Deux reprises sont incluses dans ce premier album : un tube du groupe américain Crow, le très rock single Evil Woman, et Warning d’Aynsley Dunbar, batteur anglais qui travaillera avec John Mayall et Frank Zappa. Sur ce morceau, la quatre cordes de Geezer Butler, très inspiré par Jack Bruce de Cream, s’émancipe et sonne presque comme une guitare rythmique. Ce titre voit le musicien poser les bases du jeu qui fera sa réputation, tandis que Bill Ward, qui n’a jamais caché sa fascination pour le batteur de jazz américain Gene Krupa, déchaîne sa fureur et sa précision dans une transe de batterie.
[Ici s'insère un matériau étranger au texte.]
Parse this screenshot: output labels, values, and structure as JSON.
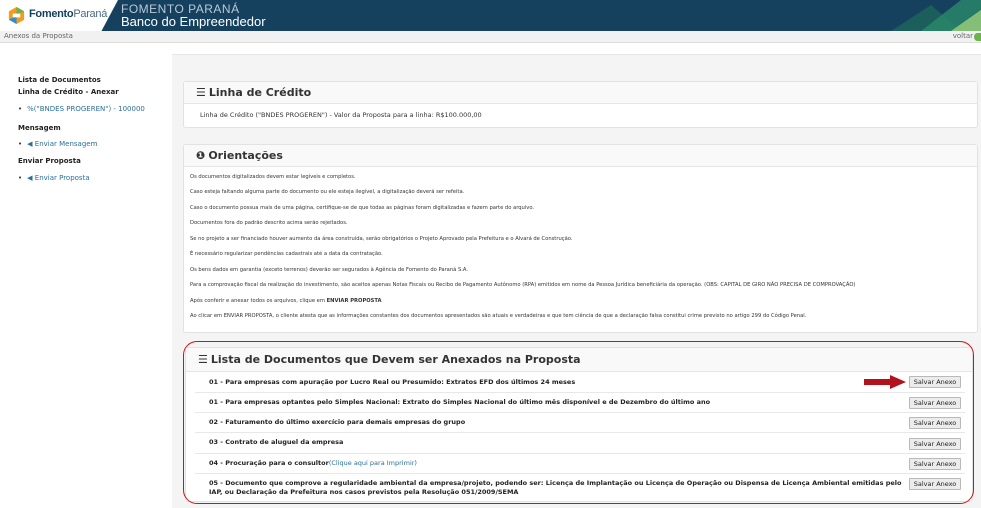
{
  "header": {
    "logo_bold": "Fomento",
    "logo_light": "Paraná",
    "title_line1": "FOMENTO PARANÁ",
    "title_line2": "Banco do Empreendedor"
  },
  "subbar": {
    "breadcrumb": "Anexos da Proposta",
    "back_label": "voltar"
  },
  "sidebar": {
    "docs_heading": "Lista de Documentos",
    "credit_heading": "Linha de Crédito - Anexar",
    "credit_item": "%(\"BNDES PROGEREN\") - 100000",
    "message_heading": "Mensagem",
    "message_item": "Enviar Mensagem",
    "submit_heading": "Enviar Proposta",
    "submit_item": "Enviar Proposta"
  },
  "credit_panel": {
    "title": "Linha de Crédito",
    "text": "Linha de Crédito (\"BNDES PROGEREN\") - Valor da Proposta para a linha: R$100.000,00"
  },
  "orientation_panel": {
    "title": "Orientações",
    "lines": [
      "Os documentos digitalizados devem estar legíveis e completos.",
      "Caso esteja faltando alguma parte do documento ou ele esteja ilegível, a digitalização deverá ser refeita.",
      "Caso o documento possua mais de uma página, certifique-se de que todas as páginas foram digitalizadas e fazem parte do arquivo.",
      "Documentos fora do padrão descrito acima serão rejeitados.",
      "Se no projeto a ser financiado houver aumento da área construída, serão obrigatórios o Projeto Aprovado pela Prefeitura e o Alvará de Construção.",
      "É necessário regularizar pendências cadastrais até a data da contratação.",
      "Os bens dados em garantia (exceto terrenos) deverão ser segurados à Agência de Fomento do Paraná S.A.",
      "Para a comprovação fiscal da realização do investimento, são aceitos apenas Notas Fiscais ou Recibo de Pagamento Autônomo (RPA) emitidos em nome da Pessoa Jurídica beneficiária da operação. (OBS: CAPITAL DE GIRO NÃO PRECISA DE COMPROVAÇÃO)",
      "Ao clicar em ENVIAR PROPOSTA, o cliente atesta que as informações constantes dos documentos apresentados são atuais e verdadeiras e que tem ciência de que a declaração falsa constitui crime previsto no artigo 299 do Código Penal."
    ],
    "line9_prefix": "Após conferir e anexar todos os arquivos, clique em ",
    "line9_bold": "ENVIAR PROPOSTA"
  },
  "docs_panel": {
    "title": "Lista de Documentos que Devem ser Anexados na Proposta",
    "button_label": "Salvar Anexo",
    "rows": [
      "01 - Para empresas com apuração por Lucro Real ou Presumido: Extratos EFD dos últimos 24 meses",
      "01 - Para empresas optantes pelo Simples Nacional: Extrato do Simples Nacional do último mês disponível e de Dezembro do último ano",
      "02 - Faturamento do último exercício para demais empresas do grupo",
      "03 - Contrato de aluguel da empresa",
      "04 - Procuração para o consultor",
      "05 - Documento que comprove a regularidade ambiental da empresa/projeto, podendo ser: Licença de Implantação ou Licença de Operação ou Dispensa de Licença Ambiental emitidas pelo",
      "IAP, ou Declaração da Prefeitura nos casos previstos pela Resolução 051/2009/SEMA"
    ],
    "row4_link": "(Clique aqui para Imprimir)"
  },
  "colors": {
    "header_bg": "#15415f",
    "link": "#2a6f9a",
    "highlight_outline": "#cc1414"
  }
}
Entre ces deux reprises, Sleeping Village développe l’ambiance malsaine de l’album avec un chant quasiment inexistant et un solo de guitare qui dit tout le respect que porte Iommi à Jimi Hendrix. Wicked World vient achever la cérémonie avec plus de gaieté et de rythme et un Osbourne qu’on croirait sorti d’un groupe de pub. Le morceau s’enferme ensuite dans une atmosphère plus éthérée, avec une guitare qui plante les derniers clous avant de relancer la machine par un solo qui influencera les futurs travaux d’AC/DC et Iron Maiden.

L’album est rempli d’imperfections mais c’est justement ce qui fait son charme et sa particularité face aux produits lissés du haut des charts, que Black Sabbath bousculera pendant 42 semaines, avec à la clé un disque d’or et plus d’un million d’exemplaires vendus. Les quatre de Birmingham ont trouvé leur identité, et vont continuer à mettre en lumière la noirceur de l’âme dès 1971, avec l’album Paranoid et l’énorme tube du même nom, trois minutes de violence sonore qui achèvent de poser les bases du heavy metal et imposent définitivement Black Sabbath au panthéon du rock.